Execution Controller: The Execution Controller drives the execution of remoteable methods. It decides whether to offload execution of a particular method, or to allow it to continue locally on the phone. The decision depends on data collected about the current environment as well as that learnt from past executions
Execution flow:If the method should be offloaded but the connection fails for any reason during remote execution, the framework falls back to local execution, discarding any data collected by the profiler.
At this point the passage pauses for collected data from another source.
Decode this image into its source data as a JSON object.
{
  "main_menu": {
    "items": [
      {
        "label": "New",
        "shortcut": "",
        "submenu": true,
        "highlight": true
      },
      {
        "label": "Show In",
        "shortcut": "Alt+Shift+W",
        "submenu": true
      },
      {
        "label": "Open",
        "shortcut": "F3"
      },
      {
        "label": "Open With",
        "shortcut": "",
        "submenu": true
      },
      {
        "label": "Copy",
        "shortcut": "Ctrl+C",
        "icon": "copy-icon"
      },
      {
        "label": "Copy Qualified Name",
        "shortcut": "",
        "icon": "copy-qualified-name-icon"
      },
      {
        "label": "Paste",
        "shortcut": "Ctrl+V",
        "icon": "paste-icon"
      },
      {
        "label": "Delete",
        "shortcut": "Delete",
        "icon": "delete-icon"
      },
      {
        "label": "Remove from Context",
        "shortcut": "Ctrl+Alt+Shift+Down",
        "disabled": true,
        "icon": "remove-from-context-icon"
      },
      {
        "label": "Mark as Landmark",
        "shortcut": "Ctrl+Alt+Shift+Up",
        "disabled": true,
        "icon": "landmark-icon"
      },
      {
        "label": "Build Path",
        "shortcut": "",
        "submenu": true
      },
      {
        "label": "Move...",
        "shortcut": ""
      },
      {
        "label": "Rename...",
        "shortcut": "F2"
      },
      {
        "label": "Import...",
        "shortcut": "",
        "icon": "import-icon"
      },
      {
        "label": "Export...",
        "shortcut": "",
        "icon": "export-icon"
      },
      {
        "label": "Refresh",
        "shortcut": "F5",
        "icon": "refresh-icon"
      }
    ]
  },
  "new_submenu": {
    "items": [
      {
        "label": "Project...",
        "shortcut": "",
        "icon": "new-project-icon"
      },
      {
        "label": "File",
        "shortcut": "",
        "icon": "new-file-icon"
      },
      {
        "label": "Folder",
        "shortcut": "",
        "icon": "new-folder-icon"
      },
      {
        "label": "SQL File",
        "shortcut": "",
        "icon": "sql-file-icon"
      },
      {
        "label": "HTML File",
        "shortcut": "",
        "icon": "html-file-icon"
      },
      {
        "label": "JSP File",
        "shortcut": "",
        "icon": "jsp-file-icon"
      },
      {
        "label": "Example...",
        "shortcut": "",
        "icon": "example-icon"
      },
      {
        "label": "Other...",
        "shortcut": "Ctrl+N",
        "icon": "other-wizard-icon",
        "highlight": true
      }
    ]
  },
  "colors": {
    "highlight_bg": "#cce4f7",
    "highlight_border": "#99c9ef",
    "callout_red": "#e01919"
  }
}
At the same time, the Execution Controller initiates asynchronous reconnection to the server.
2.       Application server:
Client Handler: The Client Handler executes the ThinkAir communication protocol, managing connections from clients, receiving and executing offloaded code, and returning results.
Cloud Infrastructure: To make the cloud infrastructure easily maintainable and to keep the execution environment homogeneous,we use a virtualization environment allowing the system to be deployed where needed, whether on a private or commercial cloud. To reduce its memory and storage demand, we build a customized version of Android x86, leaving out unnecessary components such as the user interface and built-in standard applications.
Automatic Parallelization: Parallelization considers intervals of input values.
3.       Profiler:
Hardware Profiler: The Hardware Profiler feeds hardware state information into the energy estimation model, which is considered when an offloading decision is made.
Software Profiler: The Software Profiler tracks a large number of parameters concerning program execution.
Network Profiler: The Network Profiler tracks the network state, involves measuring the network RTT as well as the amount of data that ThinkAir sends/receives in a time interval, and tracks several other parameters for the WiFi and 3G interfaces.
Energy Estimation Model: They devise a method with only minor deviations from the results obtained by PowerTutor to dynamically estimate the energy consumption of each running method.


Trade-offs: 
   
   1. ThinkAir targets a commercial cloud scenario with multiple mobile users, so that they focus not only on the offloading efficiency and convenience for developers, but also on the elasticity and scalability of the cloud side for the dynamic demands of variant customers.

   2. It also has the drawback of introducing latency by resuming, starting, and synchronizing among the VMs.

1 comment:

  1. Good description. Try to add more of your own thoughts of the paper's strengths and weaknesses. Thanks.